International Monetary Fund managing director Christine Lagarde has issued a statement clarifying comments with regards to Greeks not paying taxes after her Facebook page was bombarded with negative comments from irate Greeks and the country’s political parties slammed her assessment.

In a statement late on Saturday, Lagarde expressed sympathy for Greeks “and the challenges they are facing” and said that her comments regarding tax evasion were in reference to the “most privileged”.

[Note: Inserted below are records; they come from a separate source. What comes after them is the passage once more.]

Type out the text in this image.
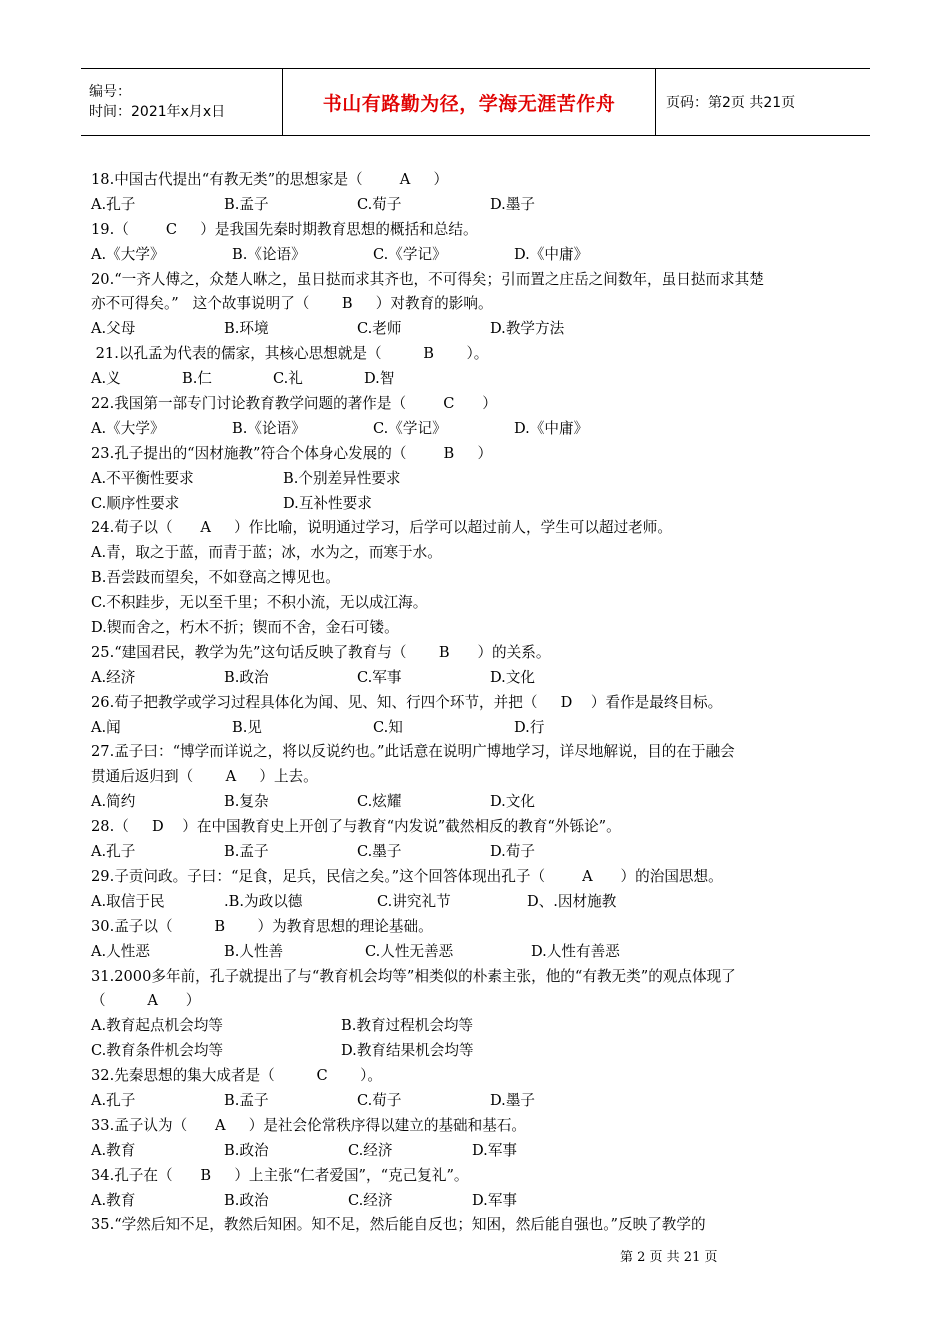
编号：
时间：2021年x月x日	书山有路勤为径，学海无涯苦作舟	页码：第2页 共21页
18.中国古代提出“有教无类”的思想家是（        A     ）
A.孔子	B.孟子	C.荀子	D.墨子
19.（        C     ）是我国先秦时期教育思想的概括和总结。
A.《大学》	B.《论语》	C.《学记》	D.《中庸》
20.“一齐人傅之，众楚人咻之，虽日挞而求其齐也，不可得矣；引而置之庄岳之间数年，虽日挞而求其楚
亦不可得矣。”   这个故事说明了（       B     ）对教育的影响。
A.父母	B.环境	C.老师	D.教学方法
21.以孔孟为代表的儒家，其核心思想就是（         B       ）。
A.义	B.仁	C.礼	D.智
22.我国第一部专门讨论教育教学问题的著作是（        C      ）
A.《大学》	B.《论语》	C.《学记》	D.《中庸》
23.孔子提出的“因材施教”符合个体身心发展的（        B     ）
A.不平衡性要求	B.个别差异性要求
C.顺序性要求	D.互补性要求
24.荀子以（      A     ）作比喻，说明通过学习，后学可以超过前人，学生可以超过老师。
A.青，取之于蓝，而青于蓝；冰，水为之，而寒于水。
B.吾尝跂而望矣，不如登高之博见也。
C.不积跬步，无以至千里；不积小流，无以成江海。
D.锲而舍之，朽木不折；锲而不舍，金石可镂。
25.“建国君民，教学为先”这句话反映了教育与（       B      ）的关系。
A.经济	B.政治	C.军事	D.文化
26.荀子把教学或学习过程具体化为闻、见、知、行四个环节，并把（     D    ）看作是最终目标。
A.闻	B.见	C.知	D.行
27.孟子曰：“博学而详说之，将以反说约也。”此话意在说明广博地学习，详尽地解说，目的在于融会
贯通后返归到（       A     ）上去。
A.简约	B.复杂	C.炫耀	D.文化
28.（     D    ）在中国教育史上开创了与教育“内发说”截然相反的教育“外铄论”。
A.孔子	B.孟子	C.墨子	D.荀子
29.子贡问政。子曰：“足食，足兵，民信之矣。”这个回答体现出孔子（        A      ）的治国思想。
A.取信于民	.B.为政以德	C.讲究礼节	D、.因材施教
30.孟子以（         B       ）为教育思想的理论基础。
A.人性恶	B.人性善	C.人性无善恶	D.人性有善恶
31.2000多年前，孔子就提出了与“教育机会均等”相类似的朴素主张，他的“有教无类”的观点体现了
（         A      ）
A.教育起点机会均等	B.教育过程机会均等
C.教育条件机会均等	D.教育结果机会均等
32.先秦思想的集大成者是（         C       ）。
A.孔子	B.孟子	C.荀子	D.墨子
33.孟子认为（      A     ）是社会伦常秩序得以建立的基础和基石。
A.教育	B.政治	C.经济	D.军事
34.孔子在（      B     ）上主张“仁者爱国”，“克己复礼”。
A.教育	B.政治	C.经济	D.军事
35.“学然后知不足，教然后知困。知不足，然后能自反也；知困，然后能自强也。”反映了教学的
第 2 页 共 21 页
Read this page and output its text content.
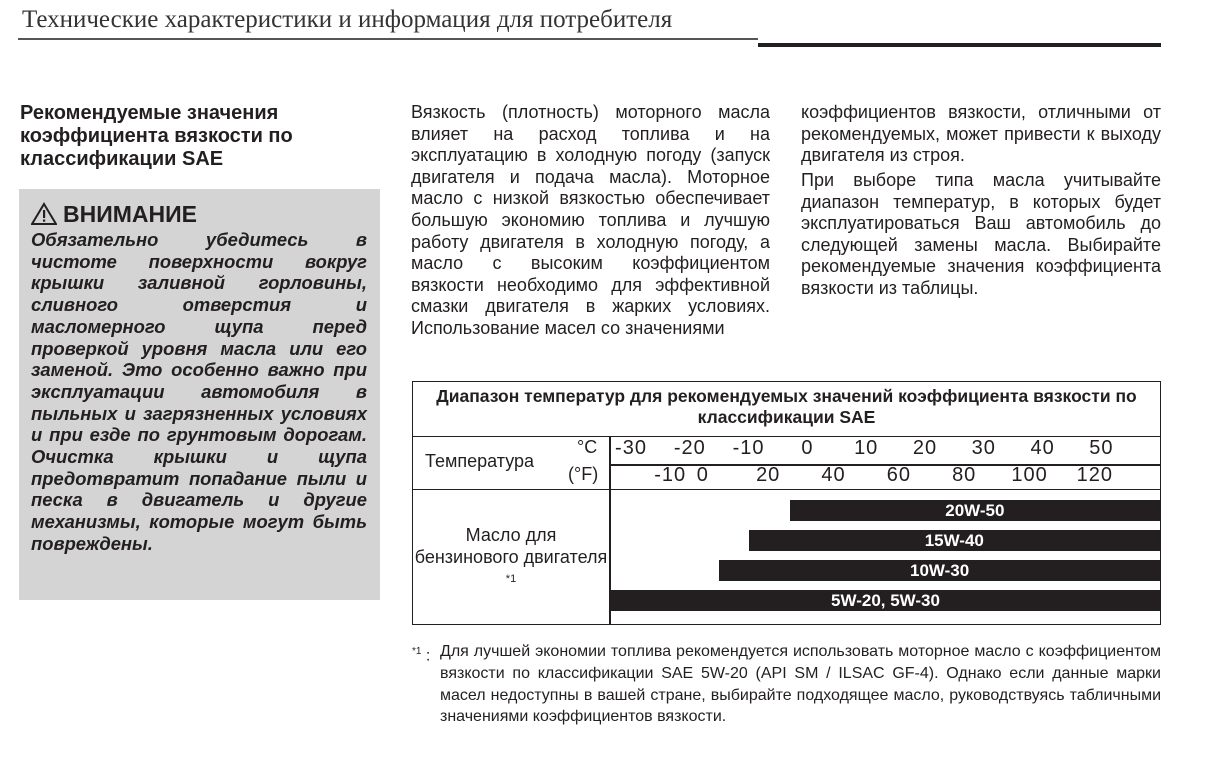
Технические характеристики и информация для потребителя
Рекомендуемые значения коэффициента вязкости по классификации SAE
ВНИМАНИЕ
Обязательно убедитесь в чистоте поверхности вокруг крышки заливной горловины, сливного отверстия и масломерного щупа перед проверкой уровня масла или его заменой. Это особенно важно при эксплуатации автомобиля в пыльных и загрязненных условиях и при езде по грунтовым дорогам. Очистка крышки и щупа предотвратит попадание пыли и песка в двигатель и другие механизмы, которые могут быть повреждены.
Вязкость (плотность) моторного масла влияет на расход топлива и на эксплуатацию в холодную погоду (запуск двигателя и подача масла). Моторное масло с низкой вязкостью обеспечивает большую экономию топлива и лучшую работу двигателя в холодную погоду, а масло с высоким коэффициентом вязкости необходимо для эффективной смазки двигателя в жарких условиях. Использование масел со значениями
коэффициентов вязкости, отличными от рекомендуемых, может привести к выходу двигателя из строя.
При выборе типа масла учитывайте диапазон температур, в которых будет эксплуатироваться Ваш автомобиль до следующей замены масла. Выбирайте рекомендуемые значения коэффициента вязкости из таблицы.
Диапазон температур для рекомендуемых значений коэффициента вязкости по классификации SAE
Температура
°C
(°F)
Масло для бензинового двигателя $^{*1}$
-30 -20 -10 0 10 20 30 40 50
-10 0 20 40 60 80 100 120
20W-50
15W-40
10W-30
5W-20, 5W-30
$^{*1}$ : Для лучшей экономии топлива рекомендуется использовать моторное масло с коэффициентом вязкости по классификации SAE 5W-20 (API SM / ILSAC GF-4). Однако если данные марки масел недоступны в вашей стране, выбирайте подходящее масло, руководствуясь табличными значениями коэффициентов вязкости.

In an interview with The Guardian, Lagarde adopted a tough stance on the Greek crisis, identifying tax evasion as a fundamental problem. Asked if she considers the social impact of austerity measures in Greece, Lagarde responded: «No, I think more of the little kids from a school in a little village in Niger who get teaching two hours a day, sharing one chair for three of them, and who are very keen to get an education. I have them in my mind all the time. Because I think they need even more help than the people in Athens."

The former French finance minister then added: “As far as Athens is concerned, I also think about all those people who are trying to escape tax all the time. All these people in Greece who are trying to escape tax."

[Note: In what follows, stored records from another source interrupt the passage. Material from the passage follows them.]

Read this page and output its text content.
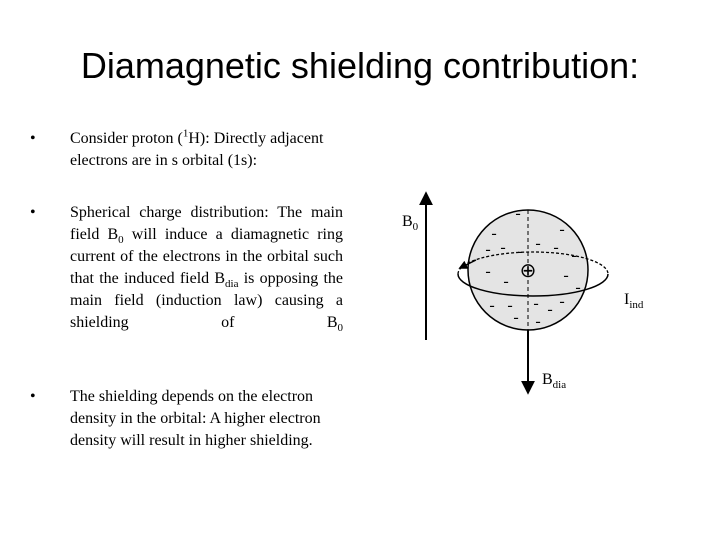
Diamagnetic shielding contribution:
• Consider proton ($^1$H): Directly adjacent electrons are in s orbital (1s):
• Spherical charge distribution: The main field $B_0$ will induce a diamagnetic ring current of the electrons in the orbital such that the induced field $B_{dia}$ is opposing the main field (induction law) causing a shielding of $B_0$
• The shielding depends on the electron density in the orbital: A higher electron density will result in higher shielding.
⊕
-
-	-
- - - - - -
-
-	-
-
- - - - -
- -
$B_0$
$I_{ind}$
$B_{dia}$
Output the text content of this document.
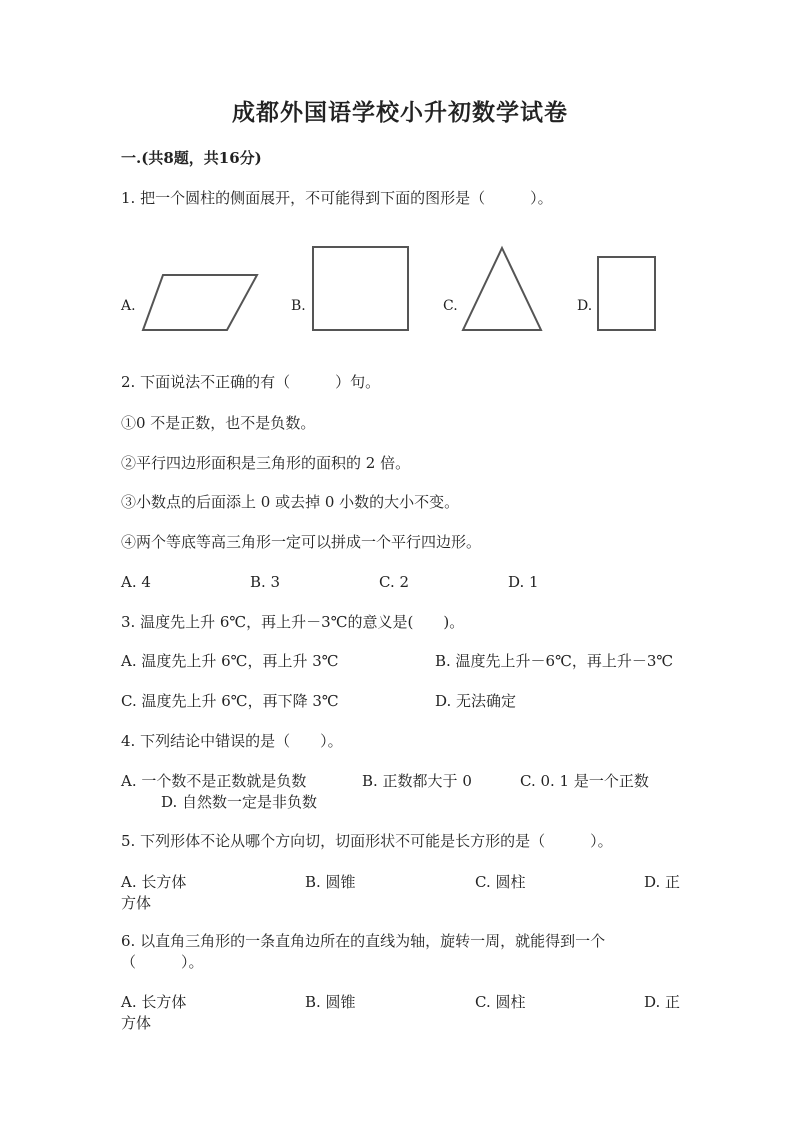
成都外国语学校小升初数学试卷
一.(共8题，共16分)
1. 把一个圆柱的侧面展开，不可能得到下面的图形是（　　　）。
A.	B.	C.	D.
2. 下面说法不正确的有（　　　）句。
①0 不是正数，也不是负数。
②平行四边形面积是三角形的面积的 2 倍。
③小数点的后面添上 0 或去掉 0 小数的大小不变。
④两个等底等高三角形一定可以拼成一个平行四边形。
A. 4	B. 3	C. 2	D. 1
3. 温度先上升 6℃，再上升－3℃的意义是(　　)。
A. 温度先上升 6℃，再上升 3℃	B. 温度先上升－6℃，再上升－3℃
C. 温度先上升 6℃，再下降 3℃	D. 无法确定
4. 下列结论中错误的是（　　）。
A. 一个数不是正数就是负数	B. 正数都大于 0	C. 0. 1 是一个正数
D. 自然数一定是非负数
5. 下列形体不论从哪个方向切，切面形状不可能是长方形的是（　　　）。
A. 长方体	B. 圆锥	C. 圆柱	D. 正
方体
6. 以直角三角形的一条直角边所在的直线为轴，旋转一周，就能得到一个
（　　　）。
A. 长方体	B. 圆锥	C. 圆柱	D. 正
方体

Asked whether it was payback time for Greeks and other Europeans who had enjoyed themselves in the past, Lagarde said: «That's right."

Lagarde was also questioned whether visitors to Greece next year would be paying in euros or drachmas. She refused to comment, apart from saying: «A holiday in Greece, it's a good investment for the country!"

The IMF chief’s comments were roundly criticized by Greece’s political parties.

“Nobody should humiliate a people during a crisis and I call on Mrs Lagarde, who insulted the Greek people with her attitude, to rethink what she wanted to say,” said PASOK leader Evangelos Venizelos during a speech in Nafplio.

“The Lagarde comments reveal the cynicism and true role of the International Monetary Fund, which is responsible for the destruction of whole societies,” said SYRIZA in a statement. “PASOK and New Democracy bear huge responsibility for submitting the country to an IMF program, which leads to bankruptcy and poverty.”

Hundreds of Greeks left comments criticizing or abusing Lagarde on her Facebook page following the publication of her interview with the Guardian. The IMF managing director later published a clarification.

“As I have said many times before, I am very sympathetic to the Greek people and the challenges they are facing,” she said. 2That's why the IMF is supporting Greece in its endeavor to overcome the current crisis and return to the path of economic growth, jobs and stability.

“An important part of this effort is that everyone should carry their fair share of the burden, especially the most privileged and especially in terms of paying their taxes. That is the point I was emphasizing when I spoke to the Guardian newspaper as part of a broader interview some time ago.”

The head of the IMF’s mission for the Greek crisis, Poul Thomsen, was due to visit Greece after the May 6 elections but that trip was postponed after the failure to form a government.